I was going through the gpu puzzles and got p06 where the input array is split between multiple thread blocks. It looks like it fills each thread block up with data from the input array before going to the next thread block.

comptime SIZE = 9
comptime BLOCKS_PER_GRID = (3, 1)
comptime THREADS_PER_BLOCK = (4, 1)
comptime dtype = DType.float32

def add_10_blocks(
output: UnsafePointer[Scalar[dtype], MutAnyOrigin],
a: UnsafePointer[Scalar[dtype], MutAnyOrigin
size: Int,
):
var i = block_dim.x * block_idx.x + thread_idx.x

And then the input array fills up each block before going to the next one. Is there a way to specify how to distribute the data from the array into a black? For example what if I just wanted the every 2nd thread of the block to have data? So for example given

a = [1..9]

block 0, thread 0 reads index a[0]
block 0, thread 1 reads nothing
block 0, thread 2 reads index a[1]
block 0, thread 3 reads nothing

You can use the values exposed by std.gpu.primitives.id as well as a bit of math to have each thread come up with an arbitrary index. Mapping the thread count and 1d array length directly to each other is more of a convention than an actual rule.

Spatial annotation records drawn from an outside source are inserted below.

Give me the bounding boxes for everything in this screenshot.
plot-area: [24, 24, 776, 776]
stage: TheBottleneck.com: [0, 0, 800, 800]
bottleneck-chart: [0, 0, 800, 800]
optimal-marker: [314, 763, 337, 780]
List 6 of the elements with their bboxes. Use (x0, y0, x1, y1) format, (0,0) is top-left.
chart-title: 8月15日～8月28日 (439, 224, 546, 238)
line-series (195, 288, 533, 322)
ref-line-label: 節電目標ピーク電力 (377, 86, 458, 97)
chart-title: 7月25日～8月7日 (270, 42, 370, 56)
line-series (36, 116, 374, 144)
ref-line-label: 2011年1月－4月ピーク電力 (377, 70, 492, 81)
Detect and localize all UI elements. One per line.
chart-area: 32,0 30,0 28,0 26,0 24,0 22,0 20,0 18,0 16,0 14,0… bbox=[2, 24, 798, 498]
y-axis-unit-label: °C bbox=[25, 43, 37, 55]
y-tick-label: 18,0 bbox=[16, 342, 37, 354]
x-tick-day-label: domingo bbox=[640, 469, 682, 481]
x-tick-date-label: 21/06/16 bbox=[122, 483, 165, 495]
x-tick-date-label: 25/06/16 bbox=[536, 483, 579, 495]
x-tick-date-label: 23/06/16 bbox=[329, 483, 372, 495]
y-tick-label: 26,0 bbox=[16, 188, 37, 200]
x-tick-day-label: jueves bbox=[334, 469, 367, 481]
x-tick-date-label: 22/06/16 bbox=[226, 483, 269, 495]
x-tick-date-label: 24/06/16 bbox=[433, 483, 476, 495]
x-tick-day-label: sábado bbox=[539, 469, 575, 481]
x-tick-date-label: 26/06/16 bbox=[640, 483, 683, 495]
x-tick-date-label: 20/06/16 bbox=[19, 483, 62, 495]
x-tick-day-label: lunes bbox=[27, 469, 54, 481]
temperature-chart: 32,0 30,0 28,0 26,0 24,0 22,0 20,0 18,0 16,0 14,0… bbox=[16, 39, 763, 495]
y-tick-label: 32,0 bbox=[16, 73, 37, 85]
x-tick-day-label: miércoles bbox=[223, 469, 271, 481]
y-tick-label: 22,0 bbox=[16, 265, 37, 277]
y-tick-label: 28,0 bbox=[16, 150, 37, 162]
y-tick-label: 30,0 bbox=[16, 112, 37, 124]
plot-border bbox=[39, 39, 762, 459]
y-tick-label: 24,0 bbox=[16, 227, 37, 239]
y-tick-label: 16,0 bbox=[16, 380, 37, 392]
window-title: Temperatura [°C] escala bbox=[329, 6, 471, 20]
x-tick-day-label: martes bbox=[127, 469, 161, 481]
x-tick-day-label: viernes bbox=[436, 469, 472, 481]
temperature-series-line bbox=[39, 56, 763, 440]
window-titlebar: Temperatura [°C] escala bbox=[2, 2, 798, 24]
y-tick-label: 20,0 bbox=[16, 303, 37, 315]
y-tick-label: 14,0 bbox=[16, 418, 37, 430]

For your desired pattern, you can do this:

var i = block_dim.x * block_idx.x + thread_idx.
if i % 2 == 0:
    var a_value = a.load(i // 2)

If you have experience with SIMD on CPUs, GPU “threads” are actually just SIMD lanes on a 1024-bit SIMD unit (for NVIDIA and AMD RDNA). So, if you want to do tile-level programming you need to take a bit of a mental step back from what CUDA is trying to get you to do.